Malgré cette expérience concordante l’étude se veut prudente avant de conclure ainsi et considère comme
« prématuré de conclure aujourd’hui à une émergence de sérotype non vaccinaux qui serait liée à la pression de sélection exercée par la vaccination des nourrissons. La poursuite de la surveillance en 2007 permettra de mieux apprécier et interpréter cette augmentation des cas dus à des souches de sérotypes non vaccinaux. »
Bilan provisoire positif
L’étude veut continuer à se montrer favorable à la poursuite de la vaccinations et aux bénéfices attendus chez les adultes grâce à la réduction de la circulation des souches chez les enfants :
« En France l’incidence des méningites et des infections bactériémiques chez le jeune enfant reste inférieure en 2006 à celle qui était observée pendant la période pré vaccinale (-28%).
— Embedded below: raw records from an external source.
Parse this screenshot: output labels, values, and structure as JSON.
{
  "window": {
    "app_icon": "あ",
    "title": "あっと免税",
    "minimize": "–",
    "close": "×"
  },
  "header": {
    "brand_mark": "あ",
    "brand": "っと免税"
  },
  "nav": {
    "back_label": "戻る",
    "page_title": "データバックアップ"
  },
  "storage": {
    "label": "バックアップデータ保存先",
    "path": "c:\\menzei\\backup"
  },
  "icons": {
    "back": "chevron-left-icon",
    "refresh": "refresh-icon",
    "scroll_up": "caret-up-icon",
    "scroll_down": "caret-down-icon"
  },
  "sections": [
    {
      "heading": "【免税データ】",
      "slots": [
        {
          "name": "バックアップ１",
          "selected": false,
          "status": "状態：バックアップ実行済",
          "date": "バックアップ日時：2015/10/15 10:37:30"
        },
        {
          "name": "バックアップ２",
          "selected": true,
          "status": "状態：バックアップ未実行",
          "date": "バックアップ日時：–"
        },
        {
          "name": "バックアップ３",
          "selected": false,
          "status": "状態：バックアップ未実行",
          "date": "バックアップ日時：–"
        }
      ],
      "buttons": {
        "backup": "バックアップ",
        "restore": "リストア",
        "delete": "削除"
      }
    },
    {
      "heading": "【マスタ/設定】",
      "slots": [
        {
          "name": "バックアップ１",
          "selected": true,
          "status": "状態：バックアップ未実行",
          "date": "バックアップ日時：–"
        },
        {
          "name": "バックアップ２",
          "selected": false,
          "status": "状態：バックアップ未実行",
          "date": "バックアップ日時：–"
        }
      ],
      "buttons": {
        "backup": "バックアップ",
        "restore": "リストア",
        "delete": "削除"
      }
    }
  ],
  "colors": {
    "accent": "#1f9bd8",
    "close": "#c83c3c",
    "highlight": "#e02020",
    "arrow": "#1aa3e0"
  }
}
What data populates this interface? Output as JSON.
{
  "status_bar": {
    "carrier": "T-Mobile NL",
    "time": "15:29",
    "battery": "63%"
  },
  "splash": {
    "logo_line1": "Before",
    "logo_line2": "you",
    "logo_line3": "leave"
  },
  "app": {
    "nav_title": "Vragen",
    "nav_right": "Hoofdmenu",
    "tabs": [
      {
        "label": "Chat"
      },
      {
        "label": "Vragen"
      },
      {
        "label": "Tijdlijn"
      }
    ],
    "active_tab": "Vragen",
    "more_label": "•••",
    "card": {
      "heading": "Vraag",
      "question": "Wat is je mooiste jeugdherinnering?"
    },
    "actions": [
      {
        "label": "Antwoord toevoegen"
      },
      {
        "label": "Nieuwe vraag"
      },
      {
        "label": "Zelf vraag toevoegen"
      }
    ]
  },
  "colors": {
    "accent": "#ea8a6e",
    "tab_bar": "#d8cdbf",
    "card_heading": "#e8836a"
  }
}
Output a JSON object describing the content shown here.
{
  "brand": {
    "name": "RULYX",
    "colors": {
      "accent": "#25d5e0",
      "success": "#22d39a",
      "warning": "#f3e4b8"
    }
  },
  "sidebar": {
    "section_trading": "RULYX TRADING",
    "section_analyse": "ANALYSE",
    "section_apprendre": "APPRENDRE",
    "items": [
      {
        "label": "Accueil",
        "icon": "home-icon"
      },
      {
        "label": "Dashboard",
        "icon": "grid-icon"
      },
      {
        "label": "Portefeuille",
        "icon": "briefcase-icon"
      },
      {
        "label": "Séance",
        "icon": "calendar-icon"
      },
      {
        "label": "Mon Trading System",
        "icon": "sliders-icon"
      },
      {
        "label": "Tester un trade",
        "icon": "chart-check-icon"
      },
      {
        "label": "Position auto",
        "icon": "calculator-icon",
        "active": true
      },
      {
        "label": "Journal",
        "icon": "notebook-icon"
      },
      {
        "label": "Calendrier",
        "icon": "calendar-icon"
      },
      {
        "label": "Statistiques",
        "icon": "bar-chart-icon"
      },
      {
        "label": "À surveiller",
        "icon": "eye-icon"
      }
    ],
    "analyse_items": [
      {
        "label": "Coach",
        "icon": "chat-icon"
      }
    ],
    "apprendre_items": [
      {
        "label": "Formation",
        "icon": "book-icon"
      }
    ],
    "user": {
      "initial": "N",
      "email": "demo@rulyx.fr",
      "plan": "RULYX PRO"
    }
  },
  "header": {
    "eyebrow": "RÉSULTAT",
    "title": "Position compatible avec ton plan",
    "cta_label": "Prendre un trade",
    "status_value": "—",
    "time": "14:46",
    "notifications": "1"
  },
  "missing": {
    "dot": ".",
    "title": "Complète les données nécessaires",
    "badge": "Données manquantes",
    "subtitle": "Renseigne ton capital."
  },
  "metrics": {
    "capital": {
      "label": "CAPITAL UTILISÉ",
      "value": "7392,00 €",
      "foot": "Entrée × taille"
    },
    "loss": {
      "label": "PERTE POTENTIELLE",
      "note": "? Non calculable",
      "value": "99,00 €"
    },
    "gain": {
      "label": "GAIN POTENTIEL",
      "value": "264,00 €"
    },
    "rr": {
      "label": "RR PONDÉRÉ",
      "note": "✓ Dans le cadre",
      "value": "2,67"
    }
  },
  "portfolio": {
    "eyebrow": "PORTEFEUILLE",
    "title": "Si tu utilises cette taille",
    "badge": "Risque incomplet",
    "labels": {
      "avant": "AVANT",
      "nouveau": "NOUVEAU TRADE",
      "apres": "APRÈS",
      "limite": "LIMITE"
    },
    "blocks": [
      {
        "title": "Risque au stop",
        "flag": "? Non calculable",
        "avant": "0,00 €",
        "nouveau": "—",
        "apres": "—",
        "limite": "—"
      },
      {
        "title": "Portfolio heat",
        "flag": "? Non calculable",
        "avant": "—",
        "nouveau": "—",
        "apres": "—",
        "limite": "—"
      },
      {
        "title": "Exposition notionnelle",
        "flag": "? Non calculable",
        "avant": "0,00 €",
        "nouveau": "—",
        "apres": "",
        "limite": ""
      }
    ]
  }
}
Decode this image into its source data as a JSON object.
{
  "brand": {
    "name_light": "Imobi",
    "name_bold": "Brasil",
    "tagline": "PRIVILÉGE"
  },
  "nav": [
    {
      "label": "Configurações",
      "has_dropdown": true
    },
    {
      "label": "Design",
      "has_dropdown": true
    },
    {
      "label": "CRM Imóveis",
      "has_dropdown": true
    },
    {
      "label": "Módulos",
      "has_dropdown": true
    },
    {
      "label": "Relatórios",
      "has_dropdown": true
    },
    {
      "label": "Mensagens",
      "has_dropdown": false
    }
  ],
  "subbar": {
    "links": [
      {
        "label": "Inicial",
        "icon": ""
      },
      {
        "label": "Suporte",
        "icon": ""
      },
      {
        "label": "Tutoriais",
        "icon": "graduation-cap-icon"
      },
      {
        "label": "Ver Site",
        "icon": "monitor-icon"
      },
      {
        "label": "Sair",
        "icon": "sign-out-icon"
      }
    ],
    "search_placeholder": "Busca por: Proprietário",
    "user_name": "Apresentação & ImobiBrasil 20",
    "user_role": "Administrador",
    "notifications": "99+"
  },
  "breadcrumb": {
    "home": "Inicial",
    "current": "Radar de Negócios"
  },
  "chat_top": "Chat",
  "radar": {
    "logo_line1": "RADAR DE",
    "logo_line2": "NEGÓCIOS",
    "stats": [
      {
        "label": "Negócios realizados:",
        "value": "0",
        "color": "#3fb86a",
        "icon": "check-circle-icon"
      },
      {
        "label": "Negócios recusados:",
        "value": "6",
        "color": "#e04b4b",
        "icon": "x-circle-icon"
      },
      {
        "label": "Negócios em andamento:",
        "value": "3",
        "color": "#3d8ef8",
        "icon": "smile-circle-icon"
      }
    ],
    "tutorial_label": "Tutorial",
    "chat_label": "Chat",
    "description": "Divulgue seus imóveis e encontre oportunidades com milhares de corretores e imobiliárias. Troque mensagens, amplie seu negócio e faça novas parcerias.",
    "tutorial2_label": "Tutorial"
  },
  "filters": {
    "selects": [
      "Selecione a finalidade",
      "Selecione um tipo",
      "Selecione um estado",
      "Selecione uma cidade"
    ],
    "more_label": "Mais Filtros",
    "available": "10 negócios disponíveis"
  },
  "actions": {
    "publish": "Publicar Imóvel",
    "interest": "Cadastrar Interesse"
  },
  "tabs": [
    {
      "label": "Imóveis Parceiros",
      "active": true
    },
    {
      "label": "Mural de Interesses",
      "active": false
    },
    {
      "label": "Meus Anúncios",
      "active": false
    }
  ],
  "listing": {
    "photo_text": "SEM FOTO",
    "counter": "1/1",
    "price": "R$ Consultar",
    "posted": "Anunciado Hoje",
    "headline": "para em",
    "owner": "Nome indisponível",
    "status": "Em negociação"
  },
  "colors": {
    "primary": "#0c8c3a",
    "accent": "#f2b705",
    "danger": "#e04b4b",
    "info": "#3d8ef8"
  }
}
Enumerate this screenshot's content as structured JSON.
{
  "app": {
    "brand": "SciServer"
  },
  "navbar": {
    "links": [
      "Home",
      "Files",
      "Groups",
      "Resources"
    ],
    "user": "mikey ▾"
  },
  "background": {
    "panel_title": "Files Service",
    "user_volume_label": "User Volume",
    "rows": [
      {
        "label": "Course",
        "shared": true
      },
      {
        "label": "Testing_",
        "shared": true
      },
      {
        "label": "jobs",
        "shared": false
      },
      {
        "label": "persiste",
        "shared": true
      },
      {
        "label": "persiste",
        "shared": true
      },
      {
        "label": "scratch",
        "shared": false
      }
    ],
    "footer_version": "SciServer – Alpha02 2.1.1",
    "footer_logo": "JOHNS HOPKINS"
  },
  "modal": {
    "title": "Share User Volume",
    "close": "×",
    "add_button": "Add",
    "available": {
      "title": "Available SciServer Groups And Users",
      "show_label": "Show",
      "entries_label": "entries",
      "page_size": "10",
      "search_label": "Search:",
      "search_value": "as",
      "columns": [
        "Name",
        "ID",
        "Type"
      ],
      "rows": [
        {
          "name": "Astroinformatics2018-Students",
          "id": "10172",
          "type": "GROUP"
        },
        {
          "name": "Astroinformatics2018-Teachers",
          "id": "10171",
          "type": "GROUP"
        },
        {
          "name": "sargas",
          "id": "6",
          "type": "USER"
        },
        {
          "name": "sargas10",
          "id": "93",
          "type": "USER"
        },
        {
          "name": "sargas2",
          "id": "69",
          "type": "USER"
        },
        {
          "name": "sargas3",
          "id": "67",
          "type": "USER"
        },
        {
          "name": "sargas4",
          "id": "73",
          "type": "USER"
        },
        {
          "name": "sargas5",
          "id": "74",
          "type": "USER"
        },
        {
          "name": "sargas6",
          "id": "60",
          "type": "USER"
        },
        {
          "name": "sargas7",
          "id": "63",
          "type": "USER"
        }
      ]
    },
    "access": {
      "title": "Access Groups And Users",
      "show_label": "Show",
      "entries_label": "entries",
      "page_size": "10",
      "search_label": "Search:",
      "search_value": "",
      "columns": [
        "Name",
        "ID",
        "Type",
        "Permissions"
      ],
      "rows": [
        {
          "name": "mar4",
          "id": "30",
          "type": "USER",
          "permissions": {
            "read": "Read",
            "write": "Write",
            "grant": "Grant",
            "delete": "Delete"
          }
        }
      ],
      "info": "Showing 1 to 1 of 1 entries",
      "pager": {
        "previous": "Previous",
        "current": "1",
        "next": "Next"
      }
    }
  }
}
Si les données de surveillance française les plus récentes suggèrent que le bénéfice de la vaccination parait être réduit par l’émergence de sérotypes non vaccinaux, le solde reste en faveur de la vaccination. De plus, un impact indirect de la vaccination par le vaccin PCV7 sur l’incidence des infections invasives chez les sujets âgés est attendu avec une amélioration de la couverture vaccinale et du respect du schéma vaccinal complet recommandé en France (3 doses à 2,3 et 4 mois de vie et un rappel entre 12 et 15 mois). Cet effet lié à une diminution du portage des souches vaccinales chez les enfants a été observé aux Etats-Unis mais n’est pas encore perceptible en France, où l’introduction du PCV7 est plus récente. »
Tout cela confirme que le lancement d’une campagne de vaccination reste une aventure et une expérimentation menée sur les populations qui n’ont nullement conscience des problèmes épidémiologiques posés par ces campagnes et des inconnues majeures qui les entourent. Il y a loin du vaccin de laboratoire aux effets collectifs d’une campagne de vaccination.